Thursday, February 28, 2008

interesting quotations

"Rediscovering Dharavi" by Kalpana Sharma

pg. xxv
"Dharavi was a bustling, busy, chaotic settlement where nothing stood still."

pg. xxx
"The high-rises are still only eruptions on a low-rise unplanned landscape of scores of settlements with distinct names and personalities."

pg. xxxiv
"To remind us that a slum isn't a chaotic collection of structures; it's a dynamic collection of individuals who have figured out how to survive in the most adverse of circumstances."

"...nothing to celebrate about living in a cramped 150 square ft. with no natural light and ventilation, without running water or sanitation."

"No one should have to live in such conditions."


"Shadow Cities" by Robert Neuwirth

pg. 107
"We had to put up with everything - the bad smells, the mosquitoes, the flies. Everything."

pg. 109
"They scraped, they borrowed, and they improved."

pg. 111
"People have created elaborate custom-built hutches to hold their meager possessions. Essentially they created tiny built-in wooden shelving systems to organize every possession."

"These hutches keep a person's belongings off the street and out of the way of bacteria."

pg. 114
"squatters actually pay rent to the city... started with a ground rent of 3 rupees a month. Today, residents pay 100 rupees a month . Given that there are 1000 homes in Squatter Colony, the City of Mumbai receives $1.2 million rupees a year, or a bit more than $25,000, from these illegal residents."
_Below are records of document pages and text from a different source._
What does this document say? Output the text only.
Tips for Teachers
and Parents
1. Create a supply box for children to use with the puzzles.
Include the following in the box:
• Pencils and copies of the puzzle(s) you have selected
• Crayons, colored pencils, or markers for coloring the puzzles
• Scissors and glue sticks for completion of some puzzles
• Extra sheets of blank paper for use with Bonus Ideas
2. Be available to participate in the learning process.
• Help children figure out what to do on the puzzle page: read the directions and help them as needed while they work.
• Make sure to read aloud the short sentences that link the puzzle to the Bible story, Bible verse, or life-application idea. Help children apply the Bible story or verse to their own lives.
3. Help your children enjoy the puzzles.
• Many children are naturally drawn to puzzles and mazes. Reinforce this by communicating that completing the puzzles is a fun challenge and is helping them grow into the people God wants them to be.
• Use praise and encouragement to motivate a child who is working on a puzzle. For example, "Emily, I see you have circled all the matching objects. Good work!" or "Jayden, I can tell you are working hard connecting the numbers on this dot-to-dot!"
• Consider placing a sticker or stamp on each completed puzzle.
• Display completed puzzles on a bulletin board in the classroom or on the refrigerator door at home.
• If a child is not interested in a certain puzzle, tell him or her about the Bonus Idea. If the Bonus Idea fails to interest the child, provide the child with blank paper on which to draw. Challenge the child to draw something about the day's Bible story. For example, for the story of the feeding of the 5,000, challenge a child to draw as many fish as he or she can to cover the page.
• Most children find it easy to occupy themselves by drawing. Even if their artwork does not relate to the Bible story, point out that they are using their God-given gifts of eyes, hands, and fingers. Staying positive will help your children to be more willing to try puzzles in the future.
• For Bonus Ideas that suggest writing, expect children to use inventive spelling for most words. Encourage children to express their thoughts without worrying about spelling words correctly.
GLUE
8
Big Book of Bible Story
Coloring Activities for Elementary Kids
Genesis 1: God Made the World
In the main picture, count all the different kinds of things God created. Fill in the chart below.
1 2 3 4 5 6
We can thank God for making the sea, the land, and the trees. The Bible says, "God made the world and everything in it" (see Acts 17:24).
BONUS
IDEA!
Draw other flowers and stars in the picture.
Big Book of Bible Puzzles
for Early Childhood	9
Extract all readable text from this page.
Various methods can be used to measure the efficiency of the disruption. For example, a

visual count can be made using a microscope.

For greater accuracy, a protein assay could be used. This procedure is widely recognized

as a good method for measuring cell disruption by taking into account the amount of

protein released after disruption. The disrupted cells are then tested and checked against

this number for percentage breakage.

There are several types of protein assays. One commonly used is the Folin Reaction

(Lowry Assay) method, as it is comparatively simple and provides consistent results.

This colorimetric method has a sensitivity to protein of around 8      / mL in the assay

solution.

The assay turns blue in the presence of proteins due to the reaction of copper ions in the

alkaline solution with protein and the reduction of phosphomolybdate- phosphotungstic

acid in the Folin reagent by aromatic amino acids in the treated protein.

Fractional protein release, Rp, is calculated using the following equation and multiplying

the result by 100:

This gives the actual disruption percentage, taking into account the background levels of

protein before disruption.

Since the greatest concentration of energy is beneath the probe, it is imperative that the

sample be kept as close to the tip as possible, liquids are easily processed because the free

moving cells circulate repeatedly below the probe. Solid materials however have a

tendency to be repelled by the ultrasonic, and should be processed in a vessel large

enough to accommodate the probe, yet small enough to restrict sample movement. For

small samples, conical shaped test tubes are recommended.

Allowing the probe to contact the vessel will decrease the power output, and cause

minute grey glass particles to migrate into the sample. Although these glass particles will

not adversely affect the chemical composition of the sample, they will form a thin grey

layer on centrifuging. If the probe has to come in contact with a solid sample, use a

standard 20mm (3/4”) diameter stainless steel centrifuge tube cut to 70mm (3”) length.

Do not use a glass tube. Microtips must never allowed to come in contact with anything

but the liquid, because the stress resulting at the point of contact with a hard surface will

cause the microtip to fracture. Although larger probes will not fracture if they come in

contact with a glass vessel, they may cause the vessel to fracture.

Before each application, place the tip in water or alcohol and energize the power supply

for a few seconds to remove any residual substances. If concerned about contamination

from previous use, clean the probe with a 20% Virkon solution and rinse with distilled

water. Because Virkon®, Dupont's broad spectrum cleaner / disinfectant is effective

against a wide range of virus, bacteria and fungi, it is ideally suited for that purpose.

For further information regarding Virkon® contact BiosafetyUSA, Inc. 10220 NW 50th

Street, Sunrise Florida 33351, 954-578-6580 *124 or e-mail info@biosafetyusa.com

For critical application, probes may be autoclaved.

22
"squatters improve their homes in a novel way..."

"They build as money becomes available. So each wall is turned from mud to concrete separately, over time. No interest costs. No overhead. No problems with storage and site security. No accounting headaches."

"On a small scale - and small, sometimes, can be beautiful - they are quite efficient."

pg. 129
"Mumbai's middle class and wealthy have always had a schizophrenic relationship with the squatters... Their conversation is full of references to the horrible crime and the amount of parental neglect in the squatter settlements. But many of them hire squatters as maids or cooks or drivers or watchmen, or even to care for their kids."

pg. 142
"slums in Indian parlance- had become a city within the city."

"Rather, the middle class and wealthy neighborhoods constitute the small, separatist enclave. The well-off are the city within the city. The squatters are the majority, so they are the city. When they fully understand that, politics and policies will change for the better."